†Information and Communication Technologies Department, Computer Science Faculty, University of A Coruna, Campus de Elviña s/n, 15071 A Coruña, Spain.
‡REQUIMTE/Departamento de Química e Bioquímica, Faculdade de Ciências da Universidade do Porto, Rua do Campo Alegre s/n, 4169-007 Porto, Portugal.
J Chem Inf Model. 2015 May 26;55(5):1077-86. doi: 10.1021/ci500760m. Epub 2015 Apr 17.

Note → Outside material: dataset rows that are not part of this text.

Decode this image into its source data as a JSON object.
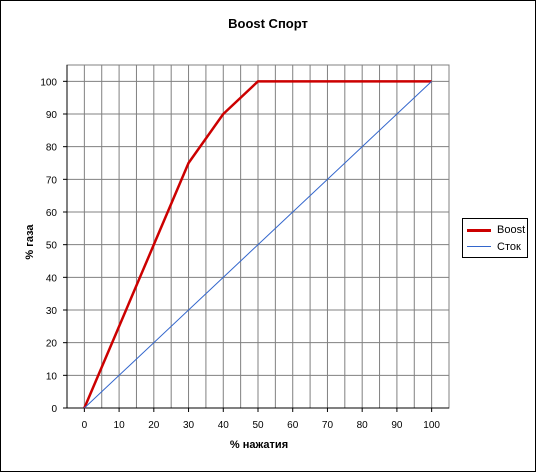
{
  "chart_data": {
    "type": "line",
    "title": "Boost Спорт",
    "xlabel": "% нажатия",
    "ylabel": "% газа",
    "xlim": [
      0,
      100
    ],
    "ylim": [
      0,
      100
    ],
    "x_ticks": [
      "0",
      "10",
      "20",
      "30",
      "40",
      "50",
      "60",
      "70",
      "80",
      "90",
      "100"
    ],
    "y_ticks": [
      "0",
      "10",
      "20",
      "30",
      "40",
      "50",
      "60",
      "70",
      "80",
      "90",
      "100"
    ],
    "grid": true,
    "legend_position": "right",
    "series": [
      {
        "name": "Boost",
        "color": "#cc0000",
        "x": [
          0,
          20,
          30,
          40,
          50,
          100
        ],
        "y": [
          0,
          50,
          75,
          90,
          100,
          100
        ]
      },
      {
        "name": "Сток",
        "color": "#3366cc",
        "x": [
          0,
          100
        ],
        "y": [
          0,
          100
        ]
      }
    ]
  }
}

Due to the importance of hot-spots (HS) detection and the efficiency of computational methodologies, several HS detecting approaches have been developed. The current paper presents new models to predict HS for protein-protein and protein-nucleic acid interactions with better statistics compared with the ones currently reported in literature. These models are based on solvent accessible surface area (SASA) and genetic conservation features subjected to simple Bayes networks (protein-protein systems) and a more complex multi-objective genetic algorithm-support vector machine algorithms (protein-nucleic acid systems). The best models for these interactions have been implemented in two free Web tools.
由于热点(HS)检测的重要性和计算方法的效率,已经开发了几种 HS 检测方法。本文提出了新的模型来预测蛋白质-蛋白质和蛋白质-核酸相互作用的热点,与目前文献中报道的模型相比,这些模型具有更好的统计学特性。这些模型基于溶剂可及表面积(SASA)和遗传保守特征,并受到简单贝叶斯网络(蛋白质-蛋白质系统)和更复杂的多目标遗传算法-支持向量机算法(蛋白质-核酸系统)的约束。这些相互作用的最佳模型已经在两个免费的 Web 工具中实现。